The government has promised support for the effort. "We aim to hold more trade visits and trade fairs in Cambodia, Laos, Myanmar, Vietnam and Malaysia this year to help accelerate trade between Thailand our neighbors," said Adul Chotinisakorn, director-general of the Commerce Ministry's Department of Foreign Trade, which oversees border trade issues.
Adul said the ministry also plans to export Thai products to smaller border towns instead of targeting only major cities, as was policy in the past.
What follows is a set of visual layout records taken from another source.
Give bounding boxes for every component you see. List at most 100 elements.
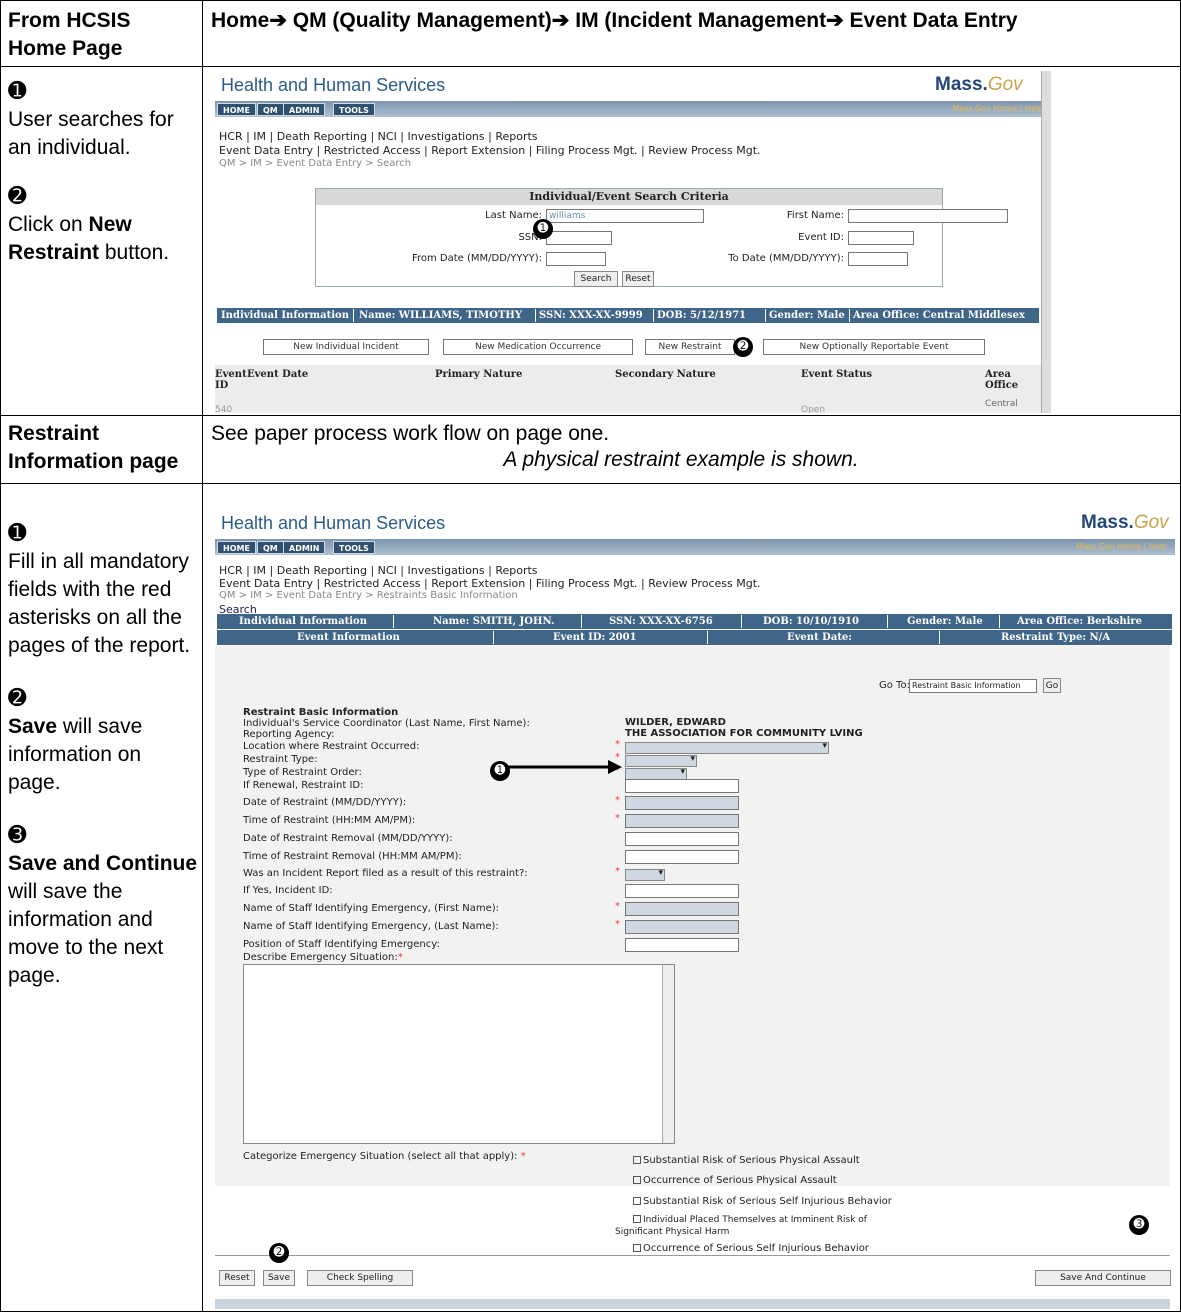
go-button[interactable]: Go: [1043, 678, 1061, 693]
tab-tools[interactable]: TOOLS: [333, 541, 375, 554]
to-date-input[interactable]: [848, 252, 908, 266]
field-label: Position of Staff Identifying Emergency:: [243, 939, 440, 950]
col-event-id[interactable]: Event ID: [215, 369, 247, 391]
field-label: Type of Restraint Order:: [243, 767, 362, 778]
tab-home[interactable]: HOME: [217, 103, 256, 116]
location-select[interactable]: [625, 741, 829, 754]
checkbox-occurrence-assault[interactable]: Occurrence of Serious Physical Assault: [633, 1175, 837, 1186]
submenu[interactable]: Event Data Entry | Restricted Access | R…: [219, 144, 761, 157]
step-marker: ➋: [8, 685, 27, 710]
save-button[interactable]: Save: [263, 1270, 295, 1286]
removal-date-input[interactable]: [625, 832, 739, 846]
module-menu[interactable]: HCR | IM | Death Reporting | NCI | Inves…: [219, 130, 538, 143]
tab-home[interactable]: HOME: [217, 541, 256, 554]
from-date-input[interactable]: [546, 252, 606, 266]
event-id-label: Event ID:: [798, 232, 844, 243]
field-label: Date of Restraint Removal (MM/DD/YYYY):: [243, 833, 453, 844]
categorize-label: Categorize Emergency Situation (select a…: [243, 1151, 526, 1162]
renewal-id-input[interactable]: [625, 779, 739, 793]
staff-position-input[interactable]: [625, 938, 739, 952]
emergency-description-textarea[interactable]: [243, 964, 675, 1144]
tab-qm[interactable]: QM: [257, 541, 284, 554]
new-individual-incident-button[interactable]: New Individual Incident: [263, 339, 429, 355]
mass-gov-logo: Mass.Gov: [1081, 512, 1169, 533]
new-medication-occurrence-button[interactable]: New Medication Occurrence: [443, 339, 633, 355]
marker-2: ➋: [733, 337, 753, 357]
reset-button[interactable]: Reset: [219, 1270, 255, 1286]
checkbox-imminent-risk-cont: Significant Physical Harm: [615, 1227, 730, 1237]
tab-admin[interactable]: ADMIN: [283, 103, 326, 116]
col-event-status[interactable]: Event Status: [801, 369, 872, 380]
last-name-input[interactable]: williams: [546, 209, 704, 223]
checkbox-risk-self-injurious[interactable]: Substantial Risk of Serious Self Injurio…: [633, 1196, 892, 1207]
event-id-input[interactable]: [848, 231, 914, 245]
new-restraint-button[interactable]: New Restraint: [645, 339, 735, 355]
field-label: Location where Restraint Occurred:: [243, 741, 420, 752]
check-spelling-button[interactable]: Check Spelling: [307, 1270, 413, 1286]
new-optionally-reportable-event-button[interactable]: New Optionally Reportable Event: [763, 339, 985, 355]
header-left: From HCSIS Home Page: [8, 9, 131, 60]
reset-button[interactable]: Reset: [622, 271, 654, 287]
tab-qm[interactable]: QM: [257, 103, 284, 116]
breadcrumb: QM > IM > Event Data Entry > Search: [219, 158, 412, 169]
ssn-input[interactable]: [546, 231, 612, 245]
step1-instructions: ➊ User searches for an individual. ➋ Cli…: [8, 78, 174, 264]
example-note: A physical restraint example is shown.: [503, 448, 859, 471]
incident-report-select[interactable]: [625, 868, 665, 881]
staff-first-name-input[interactable]: [625, 902, 739, 916]
tab-tools[interactable]: TOOLS: [333, 103, 375, 116]
row-divider: [1, 415, 1180, 416]
scrollbar[interactable]: [1041, 71, 1051, 413]
restraint-date-input[interactable]: [625, 796, 739, 810]
field-label: Name of Staff Identifying Emergency, (Fi…: [243, 903, 500, 914]
app-title: Health and Human Services: [221, 513, 446, 533]
field-label: Restraint Type:: [243, 754, 318, 765]
restraint-time-input[interactable]: [625, 814, 739, 828]
row-divider: [1, 66, 1180, 67]
module-menu[interactable]: HCR | IM | Death Reporting | NCI | Inves…: [219, 564, 538, 577]
col-secondary-nature[interactable]: Secondary Nature: [615, 369, 716, 380]
col-area-office[interactable]: Area Office: [985, 369, 1027, 391]
mass-gov-links[interactable]: Mass.Gov Home | Help: [1076, 542, 1167, 551]
step-marker: ➊: [8, 520, 27, 545]
search-criteria-form: Individual/Event Search Criteria Last Na…: [315, 188, 1008, 287]
staff-last-name-input[interactable]: [625, 920, 739, 934]
col-primary-nature[interactable]: Primary Nature: [435, 369, 522, 380]
marker-2: ➋: [269, 1243, 289, 1263]
header-right: Home➔ QM (Quality Management)➔ IM (Incid…: [211, 9, 1018, 32]
field-label: Time of Restraint (HH:MM AM/PM):: [243, 815, 416, 826]
tab-admin[interactable]: ADMIN: [283, 541, 326, 554]
goto-select[interactable]: Restraint Basic Information: [909, 679, 1037, 693]
restraint-basic-info-screenshot: Health and Human Services Mass.Gov HOME …: [215, 509, 1175, 1309]
incident-id-input[interactable]: [625, 884, 739, 898]
step-marker: ➊: [8, 78, 27, 103]
row-divider: [1, 483, 1180, 484]
restraint-type-select[interactable]: [625, 754, 697, 767]
textarea-scrollbar[interactable]: [662, 965, 674, 1143]
mass-gov-links[interactable]: Mass.Gov Home | Help: [952, 104, 1043, 113]
hcsis-search-screenshot: Health and Human Services Mass.Gov HOME …: [215, 71, 1051, 413]
checkbox-imminent-risk[interactable]: Individual Placed Themselves at Imminent…: [633, 1215, 867, 1225]
service-coordinator-value: WILDER, EDWARD: [625, 717, 726, 728]
column-divider: [202, 1, 203, 1311]
checkbox-risk-assault[interactable]: Substantial Risk of Serious Physical Ass…: [633, 1155, 860, 1166]
first-name-input[interactable]: [848, 209, 1008, 223]
field-label: Individual's Service Coordinator (Last N…: [243, 718, 530, 729]
nav-tabs: HOME QM ADMIN TOOLS Mass.Gov Home | Help: [215, 539, 1175, 555]
footer-strip: [215, 1299, 1170, 1309]
removal-time-input[interactable]: [625, 850, 739, 864]
col-event-date[interactable]: Event Date: [247, 369, 308, 380]
row-event-id: 540: [215, 405, 233, 413]
divider: [215, 1255, 1170, 1256]
submenu[interactable]: Event Data Entry | Restricted Access | R…: [219, 577, 761, 590]
ssn-label: SSN:: [518, 232, 542, 243]
goto-label: Go To:: [879, 680, 910, 691]
to-date-label: To Date (MM/DD/YYYY):: [728, 253, 844, 264]
breadcrumb: QM > IM > Event Data Entry > Restraints …: [219, 590, 518, 601]
field-label: Was an Incident Report filed as a result…: [243, 868, 528, 879]
individual-info-bar: Individual Information Name: SMITH, JOHN…: [217, 614, 1172, 629]
save-and-continue-button[interactable]: Save And Continue: [1035, 1270, 1171, 1286]
search-button[interactable]: Search: [574, 271, 618, 287]
checkbox-occurrence-self-injurious[interactable]: Occurrence of Serious Self Injurious Beh…: [633, 1243, 869, 1254]
nav-tabs: HOME QM ADMIN TOOLS Mass.Gov Home | Help: [215, 101, 1051, 117]
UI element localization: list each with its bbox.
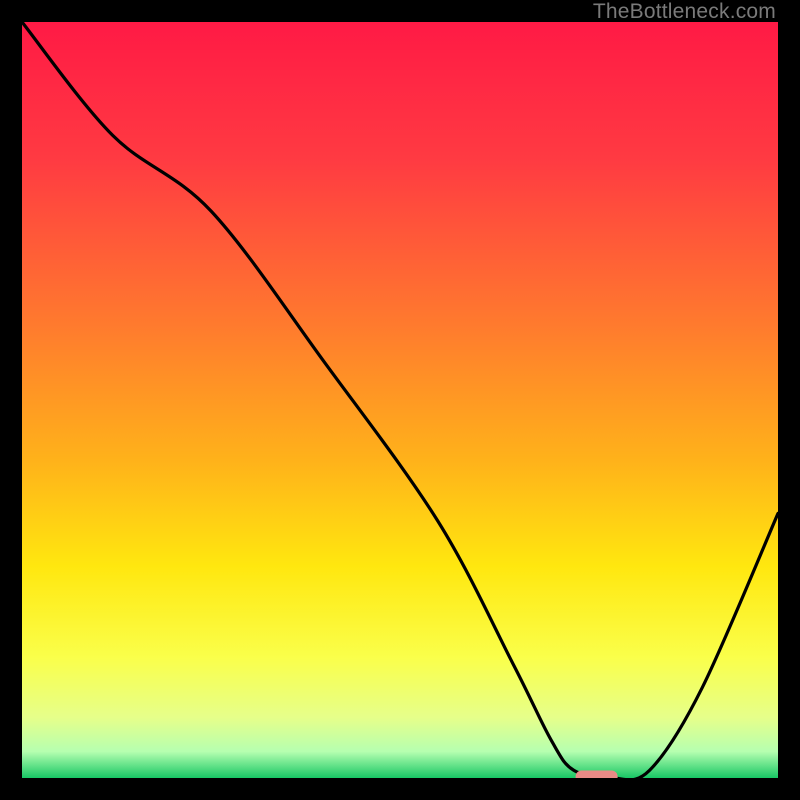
bottleneck-chart <box>22 22 778 778</box>
watermark-text: TheBottleneck.com <box>593 0 776 24</box>
optimal-point-marker <box>576 771 618 779</box>
chart-background <box>22 22 778 778</box>
chart-frame <box>22 22 778 778</box>
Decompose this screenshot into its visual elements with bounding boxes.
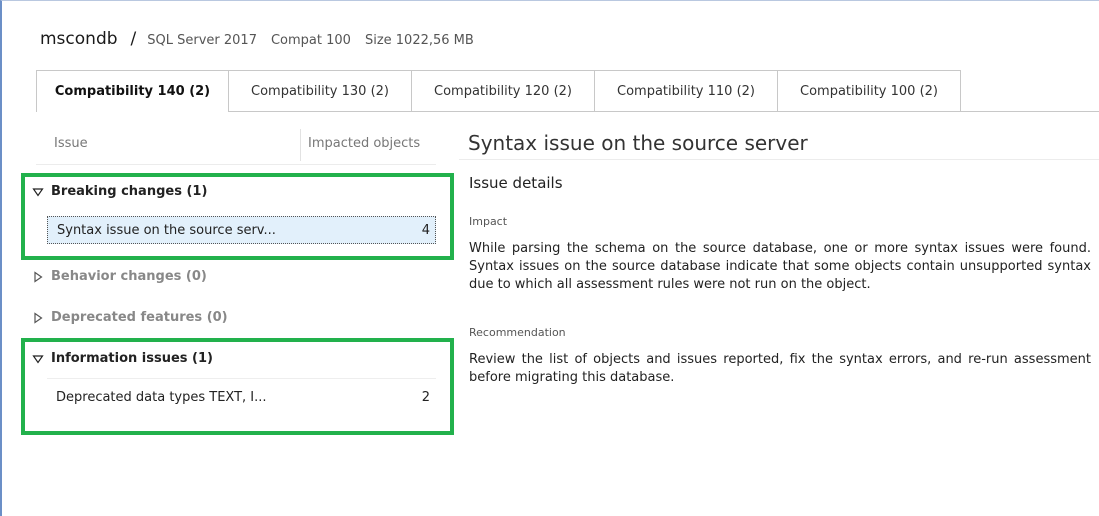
column-header-issue[interactable]: Issue xyxy=(54,136,88,151)
impact-text: While parsing the schema on the source d… xyxy=(469,241,1091,292)
highlight-box-information xyxy=(21,338,454,435)
tab-compatibility-100[interactable]: Compatibility 100 (2) xyxy=(777,70,961,111)
database-header: mscondb / SQL Server 2017 Compat 100 Siz… xyxy=(40,29,488,49)
recommendation-text: Review the list of objects and issues re… xyxy=(469,352,1091,385)
group-behavior-changes[interactable]: Behavior changes (0) xyxy=(32,269,207,284)
group-deprecated-features[interactable]: Deprecated features (0) xyxy=(32,310,228,325)
group-label: Behavior changes (0) xyxy=(51,269,207,284)
compat-level: Compat 100 xyxy=(270,33,351,48)
tab-compatibility-120[interactable]: Compatibility 120 (2) xyxy=(411,70,595,111)
column-header-impacted-objects[interactable]: Impacted objects xyxy=(308,136,420,151)
tab-compatibility-130[interactable]: Compatibility 130 (2) xyxy=(228,70,412,111)
recommendation-label: Recommendation xyxy=(469,326,566,339)
window-frame: mscondb / SQL Server 2017 Compat 100 Siz… xyxy=(0,0,1099,516)
header-divider xyxy=(36,164,436,165)
collapsed-triangle-icon xyxy=(34,270,43,283)
server-version: SQL Server 2017 xyxy=(147,33,257,48)
issue-detail-title: Syntax issue on the source server xyxy=(468,131,808,155)
database-name: mscondb xyxy=(40,29,118,49)
detail-divider xyxy=(459,159,1099,160)
tab-compatibility-140[interactable]: Compatibility 140 (2) xyxy=(36,70,229,112)
breadcrumb-separator: / xyxy=(130,29,137,49)
impact-label: Impact xyxy=(469,215,508,228)
collapsed-triangle-icon xyxy=(34,311,43,324)
column-divider[interactable] xyxy=(300,129,301,161)
tab-compatibility-110[interactable]: Compatibility 110 (2) xyxy=(594,70,778,111)
compatibility-tabs: Compatibility 140 (2) Compatibility 130 … xyxy=(36,70,1099,112)
issue-details-heading: Issue details xyxy=(469,174,563,192)
database-size: Size 1022,56 MB xyxy=(364,33,474,48)
highlight-box-breaking xyxy=(21,173,454,260)
group-label: Deprecated features (0) xyxy=(51,310,228,325)
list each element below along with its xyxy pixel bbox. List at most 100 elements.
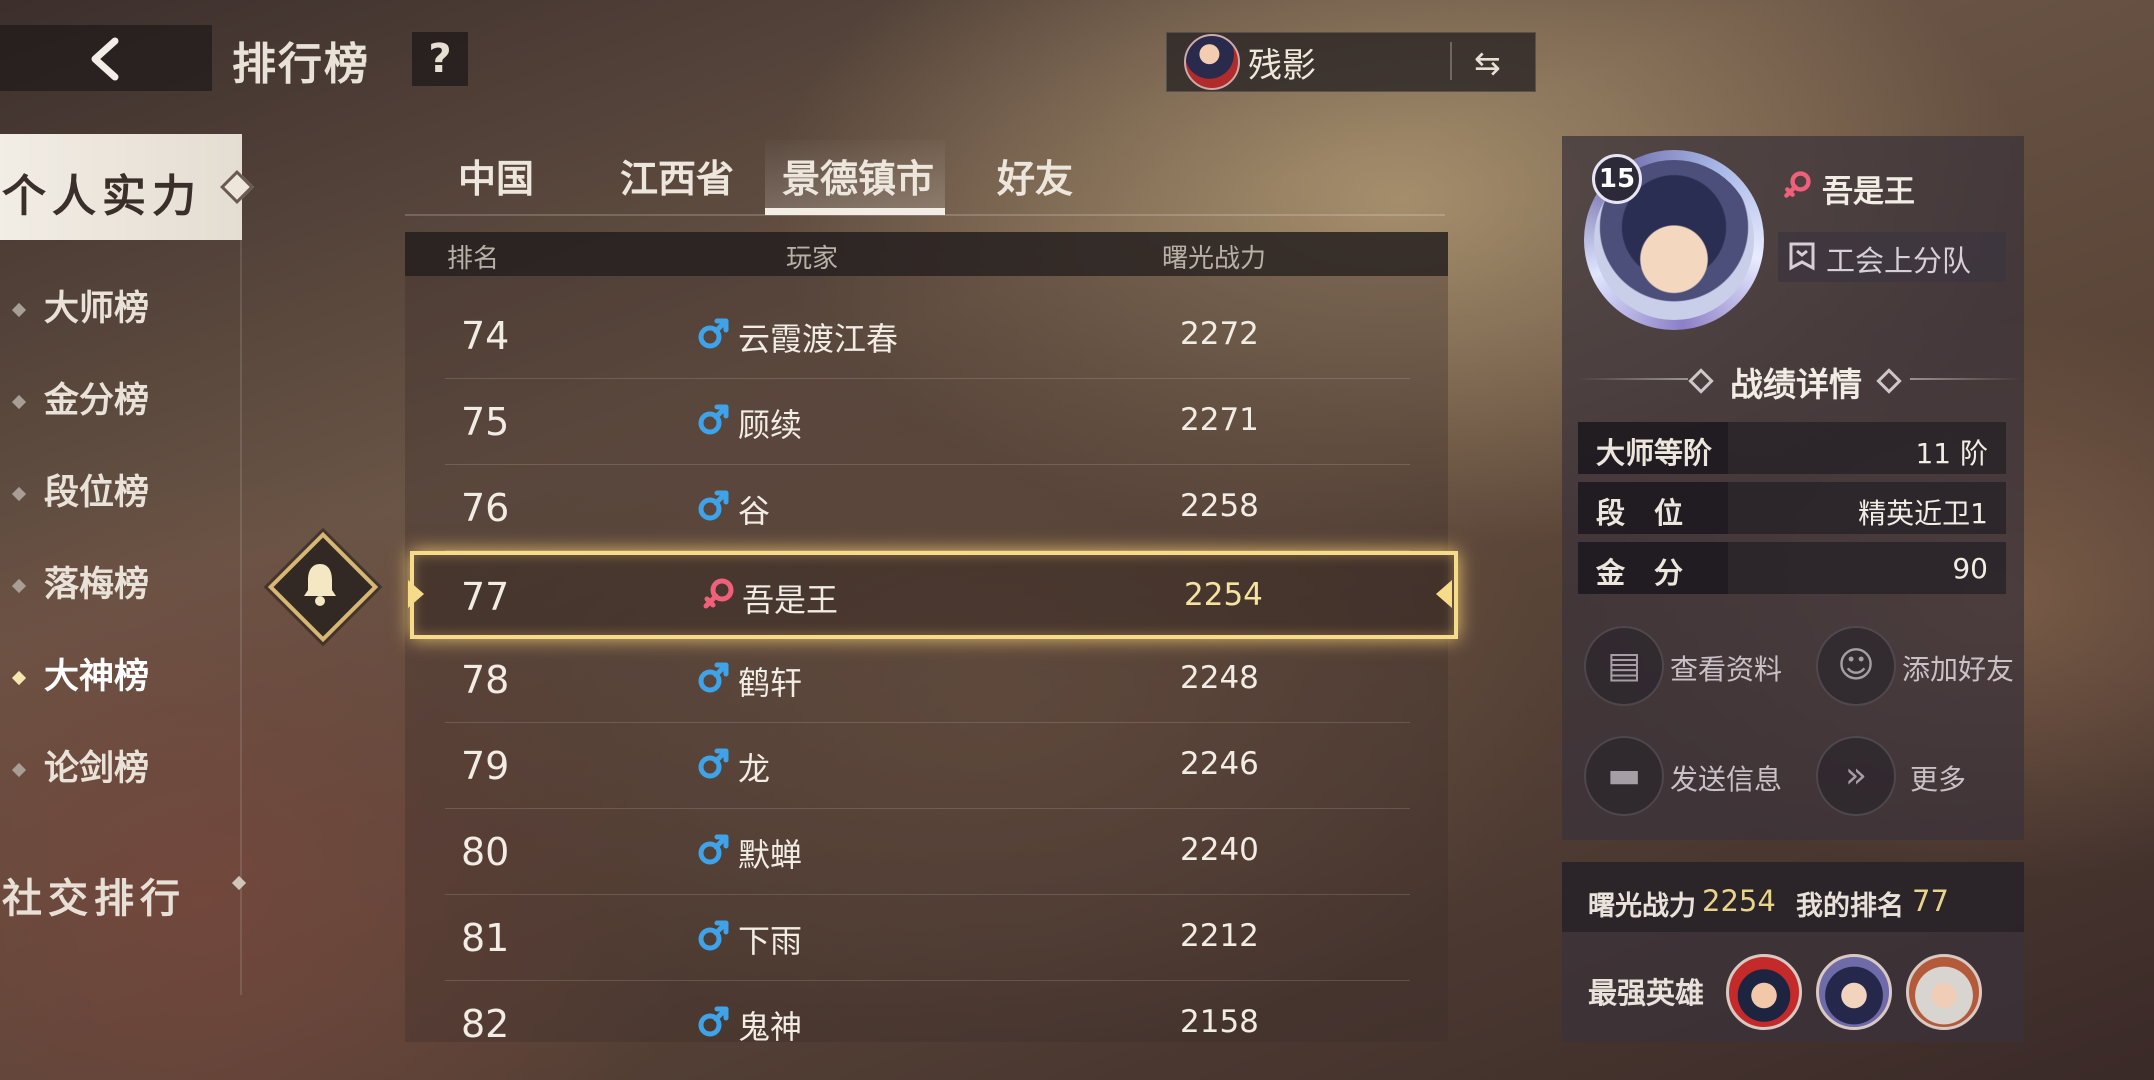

This could accelerate trade and investment in neighboring countries.
Given the use of local currencies, Abdul said border trade is expected to help reduce risks from exchange rate volatility, especially as the baht continues rising against the dollar.
A strong outlook for the economy and the country's efforts to restore democracy are seen behind the baht's appreciation.
The Commerce Ministry has set the 2018 export growth target at 8% to $255.6 billion, slightly lower than last year's growth of 9.9%, when a strong global economy helped boost demand for Thai products.
A headwind that could prevent exports from hitting 8% would be a strong baht, exporters said.
The baht rose more than 9% in 2017, and has risen 4.6% so far this year, raising concerns that higher prices could make Thai goods less competitive.